Furthermore, given that the moderation put in place by Ofqual for A levels this year acknowledges that there are weakness in relying on teacher assessments alone, there is also an opportunity to think seriously about how the system could be permanently improved, by removing the use of predicted grades by teachers from the system entirely. The Trust has previously called for a system of Post-Qualification Applications (PQA) to be put in place, and now is a good time to consider this change for the future.
Access to learning for undergraduates
Looking to current undergraduate students, our research also found that many lack the resources needed to access learning at home during lockdown, with 23% not having a suitable space to carry out their university work, 5% not having adequate internet access, and 6% not having sole access to a laptop or computer. Students from working class backgrounds were more likely to lack study space, and slightly more likely to lack access to internet and technology. Universities should do all they can to help, and to make sure students are not disadvantaged in assessments if they cannot access work and assessments during the pandemic.

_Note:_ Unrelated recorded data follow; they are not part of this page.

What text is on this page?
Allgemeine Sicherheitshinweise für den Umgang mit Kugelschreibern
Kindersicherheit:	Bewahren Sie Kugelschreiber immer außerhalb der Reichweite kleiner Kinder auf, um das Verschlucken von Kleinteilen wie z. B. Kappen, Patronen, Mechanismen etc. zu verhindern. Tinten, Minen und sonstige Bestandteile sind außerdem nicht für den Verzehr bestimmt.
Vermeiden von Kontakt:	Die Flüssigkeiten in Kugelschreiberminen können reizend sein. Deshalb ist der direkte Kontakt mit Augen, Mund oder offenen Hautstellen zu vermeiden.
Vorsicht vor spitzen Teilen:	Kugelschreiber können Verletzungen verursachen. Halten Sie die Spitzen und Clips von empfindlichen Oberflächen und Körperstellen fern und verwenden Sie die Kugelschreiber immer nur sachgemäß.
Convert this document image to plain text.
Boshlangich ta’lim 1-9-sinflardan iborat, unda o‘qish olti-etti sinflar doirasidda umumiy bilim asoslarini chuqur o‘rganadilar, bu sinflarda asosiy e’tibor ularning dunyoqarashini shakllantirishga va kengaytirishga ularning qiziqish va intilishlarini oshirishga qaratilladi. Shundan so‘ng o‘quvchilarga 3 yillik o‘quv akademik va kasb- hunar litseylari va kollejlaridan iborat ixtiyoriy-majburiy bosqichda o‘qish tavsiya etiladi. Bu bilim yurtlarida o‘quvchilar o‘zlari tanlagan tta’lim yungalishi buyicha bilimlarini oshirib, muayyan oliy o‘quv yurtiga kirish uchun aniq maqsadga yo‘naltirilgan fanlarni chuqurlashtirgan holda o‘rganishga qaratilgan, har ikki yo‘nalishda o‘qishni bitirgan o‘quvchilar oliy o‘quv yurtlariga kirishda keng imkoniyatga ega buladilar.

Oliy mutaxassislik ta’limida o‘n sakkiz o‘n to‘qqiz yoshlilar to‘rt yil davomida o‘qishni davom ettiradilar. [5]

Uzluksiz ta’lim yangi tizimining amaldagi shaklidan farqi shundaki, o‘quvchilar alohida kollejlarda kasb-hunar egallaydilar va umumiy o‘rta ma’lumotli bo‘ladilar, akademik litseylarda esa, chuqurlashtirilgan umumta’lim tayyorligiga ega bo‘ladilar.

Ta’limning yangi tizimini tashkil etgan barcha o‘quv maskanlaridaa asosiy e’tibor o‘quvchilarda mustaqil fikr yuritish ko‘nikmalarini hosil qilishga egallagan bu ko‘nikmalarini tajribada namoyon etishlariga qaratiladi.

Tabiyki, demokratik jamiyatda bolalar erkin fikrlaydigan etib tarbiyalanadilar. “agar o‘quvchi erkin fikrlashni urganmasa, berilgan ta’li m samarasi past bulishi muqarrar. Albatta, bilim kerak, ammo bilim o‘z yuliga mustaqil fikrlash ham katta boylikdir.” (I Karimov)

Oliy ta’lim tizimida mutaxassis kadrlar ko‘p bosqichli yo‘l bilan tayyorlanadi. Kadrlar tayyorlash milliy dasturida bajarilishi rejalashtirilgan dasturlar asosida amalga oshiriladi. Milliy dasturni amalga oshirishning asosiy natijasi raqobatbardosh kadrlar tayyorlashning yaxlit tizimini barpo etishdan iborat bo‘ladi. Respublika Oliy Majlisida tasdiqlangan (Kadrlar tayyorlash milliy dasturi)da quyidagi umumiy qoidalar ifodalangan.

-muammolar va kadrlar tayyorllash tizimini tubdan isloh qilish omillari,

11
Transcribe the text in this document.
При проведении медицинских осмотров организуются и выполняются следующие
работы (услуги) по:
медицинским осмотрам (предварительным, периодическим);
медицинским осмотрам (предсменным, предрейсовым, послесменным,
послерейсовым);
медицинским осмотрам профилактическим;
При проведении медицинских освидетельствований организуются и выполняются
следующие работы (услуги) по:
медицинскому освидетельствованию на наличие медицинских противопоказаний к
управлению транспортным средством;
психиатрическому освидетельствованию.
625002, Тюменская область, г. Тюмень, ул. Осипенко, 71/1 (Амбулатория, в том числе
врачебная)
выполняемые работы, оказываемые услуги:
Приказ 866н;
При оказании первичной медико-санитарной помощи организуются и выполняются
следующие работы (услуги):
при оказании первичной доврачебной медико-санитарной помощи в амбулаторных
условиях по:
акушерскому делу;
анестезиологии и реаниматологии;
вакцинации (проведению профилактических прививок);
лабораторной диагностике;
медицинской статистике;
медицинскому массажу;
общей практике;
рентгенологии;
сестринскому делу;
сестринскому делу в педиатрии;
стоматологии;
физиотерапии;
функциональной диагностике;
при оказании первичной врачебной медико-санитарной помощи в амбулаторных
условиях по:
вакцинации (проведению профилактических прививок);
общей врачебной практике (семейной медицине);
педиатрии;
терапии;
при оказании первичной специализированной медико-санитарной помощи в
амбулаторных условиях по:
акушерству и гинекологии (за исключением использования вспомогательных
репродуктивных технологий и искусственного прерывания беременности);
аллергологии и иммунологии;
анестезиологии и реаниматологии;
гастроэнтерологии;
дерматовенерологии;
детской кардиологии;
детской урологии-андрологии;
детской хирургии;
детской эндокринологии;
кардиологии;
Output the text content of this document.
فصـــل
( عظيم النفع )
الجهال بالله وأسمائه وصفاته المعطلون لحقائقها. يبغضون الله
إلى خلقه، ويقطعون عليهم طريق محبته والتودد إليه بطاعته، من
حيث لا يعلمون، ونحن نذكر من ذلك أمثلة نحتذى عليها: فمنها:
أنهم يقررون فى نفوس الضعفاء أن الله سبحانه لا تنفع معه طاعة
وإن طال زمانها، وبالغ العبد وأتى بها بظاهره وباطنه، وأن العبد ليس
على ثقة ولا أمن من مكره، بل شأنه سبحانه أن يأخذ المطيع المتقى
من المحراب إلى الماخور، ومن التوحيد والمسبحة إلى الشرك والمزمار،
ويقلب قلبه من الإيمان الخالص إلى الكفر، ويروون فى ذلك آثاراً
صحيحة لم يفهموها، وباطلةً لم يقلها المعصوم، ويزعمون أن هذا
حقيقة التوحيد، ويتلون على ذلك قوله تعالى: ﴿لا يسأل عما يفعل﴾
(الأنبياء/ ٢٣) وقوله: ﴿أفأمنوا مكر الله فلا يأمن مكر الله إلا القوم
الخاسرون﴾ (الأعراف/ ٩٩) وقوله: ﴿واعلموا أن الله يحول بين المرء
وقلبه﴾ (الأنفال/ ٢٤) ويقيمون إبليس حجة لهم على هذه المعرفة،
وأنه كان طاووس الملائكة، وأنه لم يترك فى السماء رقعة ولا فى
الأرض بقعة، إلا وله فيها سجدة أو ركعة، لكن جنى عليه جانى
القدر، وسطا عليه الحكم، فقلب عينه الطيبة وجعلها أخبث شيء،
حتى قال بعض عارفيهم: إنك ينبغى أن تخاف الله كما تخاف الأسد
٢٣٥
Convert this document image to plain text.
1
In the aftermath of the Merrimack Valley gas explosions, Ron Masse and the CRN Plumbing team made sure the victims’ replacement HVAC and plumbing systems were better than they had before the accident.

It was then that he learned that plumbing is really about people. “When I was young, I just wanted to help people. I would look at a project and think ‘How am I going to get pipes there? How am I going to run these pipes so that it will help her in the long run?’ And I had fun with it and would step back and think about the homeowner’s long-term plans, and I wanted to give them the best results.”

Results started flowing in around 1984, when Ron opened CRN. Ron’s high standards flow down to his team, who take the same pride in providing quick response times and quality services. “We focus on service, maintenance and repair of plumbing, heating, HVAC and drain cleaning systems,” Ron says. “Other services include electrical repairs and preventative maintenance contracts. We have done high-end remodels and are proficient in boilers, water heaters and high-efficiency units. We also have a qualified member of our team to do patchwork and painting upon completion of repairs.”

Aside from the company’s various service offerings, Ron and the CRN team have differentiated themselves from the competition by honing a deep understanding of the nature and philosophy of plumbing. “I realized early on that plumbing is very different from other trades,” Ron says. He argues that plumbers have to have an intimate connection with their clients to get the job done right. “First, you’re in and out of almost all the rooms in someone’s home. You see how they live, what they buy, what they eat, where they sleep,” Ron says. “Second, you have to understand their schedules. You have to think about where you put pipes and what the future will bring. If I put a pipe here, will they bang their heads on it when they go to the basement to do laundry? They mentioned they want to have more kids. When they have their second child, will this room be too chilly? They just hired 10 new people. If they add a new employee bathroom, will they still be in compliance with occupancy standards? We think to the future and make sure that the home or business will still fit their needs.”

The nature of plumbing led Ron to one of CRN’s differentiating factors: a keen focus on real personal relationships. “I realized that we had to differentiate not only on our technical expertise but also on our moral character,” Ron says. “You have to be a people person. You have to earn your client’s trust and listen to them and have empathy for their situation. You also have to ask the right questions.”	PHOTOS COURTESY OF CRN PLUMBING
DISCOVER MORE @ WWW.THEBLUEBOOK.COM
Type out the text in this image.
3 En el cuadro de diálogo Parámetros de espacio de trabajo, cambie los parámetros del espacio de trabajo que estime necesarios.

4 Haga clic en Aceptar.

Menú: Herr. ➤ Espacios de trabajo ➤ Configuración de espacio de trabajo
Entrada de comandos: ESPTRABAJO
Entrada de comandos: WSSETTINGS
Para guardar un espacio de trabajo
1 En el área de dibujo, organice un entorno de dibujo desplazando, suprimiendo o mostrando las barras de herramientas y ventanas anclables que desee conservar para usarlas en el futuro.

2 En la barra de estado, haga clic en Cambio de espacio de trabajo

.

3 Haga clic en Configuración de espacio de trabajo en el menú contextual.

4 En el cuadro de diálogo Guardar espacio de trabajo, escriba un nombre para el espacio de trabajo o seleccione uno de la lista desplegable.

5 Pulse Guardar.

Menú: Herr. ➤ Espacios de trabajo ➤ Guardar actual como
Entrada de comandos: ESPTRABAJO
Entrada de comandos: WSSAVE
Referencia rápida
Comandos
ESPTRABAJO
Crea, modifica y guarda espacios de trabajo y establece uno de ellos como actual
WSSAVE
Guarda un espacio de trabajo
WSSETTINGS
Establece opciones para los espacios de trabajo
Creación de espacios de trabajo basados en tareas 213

Furthermore, some university students have experienced financial problems since the lockdown. Just over a third of students (34%) reported that they have lost a job, had reduced hours, or not been paid for work completed due to the crisis. Students from non-Russell Group universities were more likely to indicate financial issues and, alarmingly, a third of students were not sure or unaware of the financial support available from their institution.
Satisfaction with university’s actions to support students experiencing financial hardship
Previous Sutton Trust research has found that working class students are more likely to work in order to cover the basic cost of living. They are also less likely to be able to fall back on family support. Additional support from both universities and the government, such as emergency maintenance grants, is urgently needed to ensure both current students are able to continue with their courses, and that access is not harmed for this year’s applicants, whose families may be suffering from additional financial stresses due to coronavirus.
Coronavirus is impacting every corner of society, and students are no exception. Action is already being taken across the sector, for example with universities setting up emergency financial hardship funds to support their students. However, more action is needed to ensure everyone can take full advantage of the opportunities university provides, even in a pandemic. This is even more important during uncertain economic times, and will benefit students not just now, but for the rest of their lives.